Wallach crater (4.89°N, 32.27°E) formed within a thin layer of black basaltic lava flows that overlie much brighter anorthositic material. Think of a white cake with chocolate icing. When the asteroid (or comet) impacted this “iced cake”, ejecta from deeper portions (white cake, or rather brighter anorthosite) was thrown out onto the icing (darker basalt) resulting in intermediate tones where the two materials mixed.

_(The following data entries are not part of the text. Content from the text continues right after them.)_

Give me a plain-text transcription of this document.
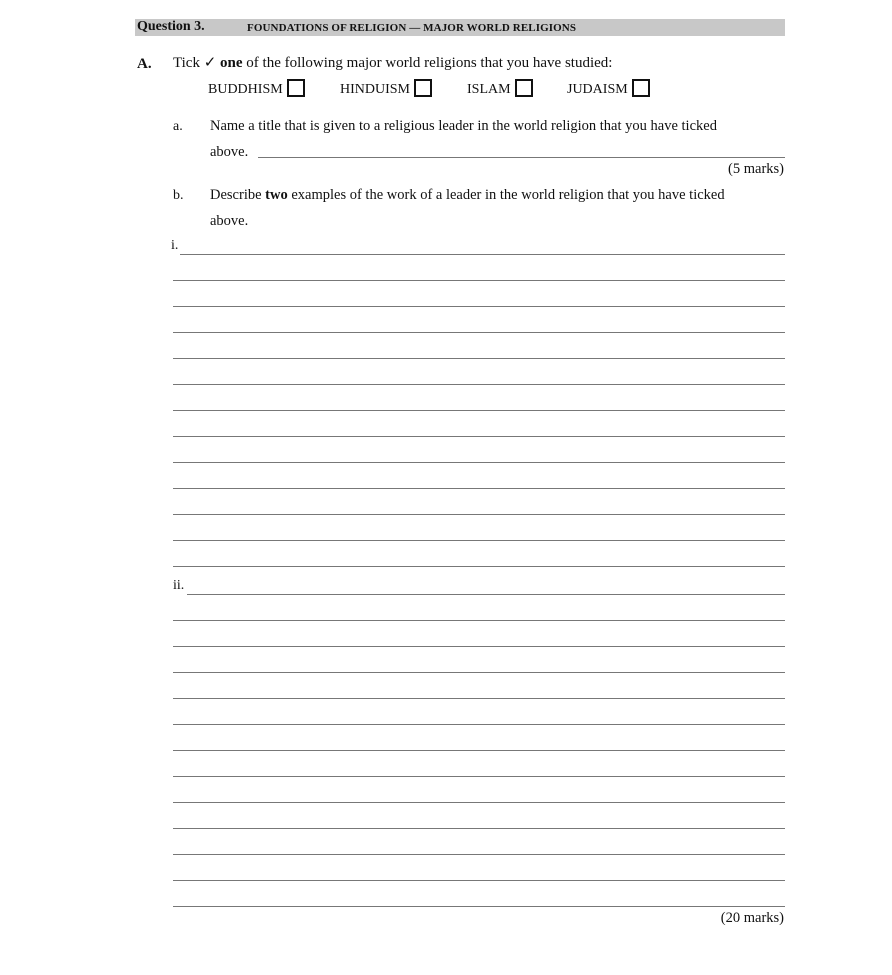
Question 3.	FOUNDATIONS OF RELIGION — MAJOR WORLD RELIGIONS
A. Tick ✓ one of the following major world religions that you have studied:
BUDDHISM	HINDUISM	ISLAM	JUDAISM
a. Name a title that is given to a religious leader in the world religion that you have ticked
above.
(5 marks)
b. Describe two examples of the work of a leader in the world religion that you have ticked
above.
i.
ii.
(20 marks)
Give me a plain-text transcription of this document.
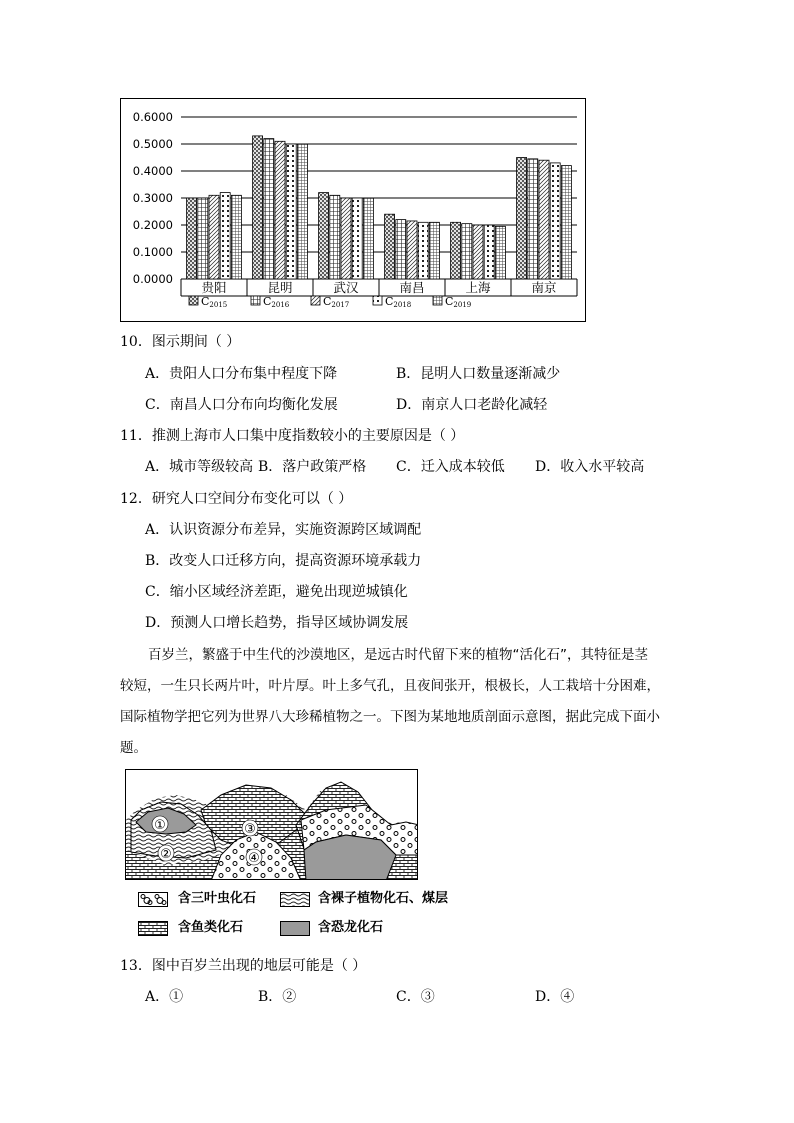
0.0000
0.1000
0.2000
0.3000
0.4000
0.5000
0.6000
贵阳	昆明	武汉	南昌	上海	南京
C2015	C2016	C2017	C2018	C2019
10．图示期间（ ）
A．贵阳人口分布集中程度下降	B．昆明人口数量逐渐减少
C．南昌人口分布向均衡化发展	D．南京人口老龄化减轻
11．推测上海市人口集中度指数较小的主要原因是（ ）
A．城市等级较高 B．落户政策严格 C．迁入成本较低 D．收入水平较高
12．研究人口空间分布变化可以（ ）
A．认识资源分布差异，实施资源跨区域调配
B．改变人口迁移方向，提高资源环境承载力
C．缩小区域经济差距，避免出现逆城镇化
D．预测人口增长趋势，指导区域协调发展
百岁兰，繁盛于中生代的沙漠地区，是远古时代留下来的植物“活化石”，其特征是茎
较短，一生只长两片叶，叶片厚。叶上多气孔，且夜间张开，根极长，人工栽培十分困难，
国际植物学把它列为世界八大珍稀植物之一。下图为某地地质剖面示意图，据此完成下面小
题。
①
②
③
④
含三叶虫化石	含裸子植物化石、煤层
含鱼类化石	含恐龙化石
13．图中百岁兰出现的地层可能是（ ）
A．①	B．②	C．③	D．④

The dark streaks seen inside the crater are blocks of the icing (basalt) breaking off and creeping down slope. The fact that the deepest material lands on top of the shallowest material (known as inverted stratigraphy) was first described by Gene Shoemaker from his pioneering observations at Meteor Crater, Arizona. This effect simplifies sampling the local geology in three dimensions. As an astronaut traverses towards the rim of a crater, the rocks underfoot come from deeper and deeper within the crater. The rocks at the rim are from the deepest portions of the crater!

It is especially interesting to use the viewer at the link to see the surrounding terrain, which includes two other craters that are far less distinct.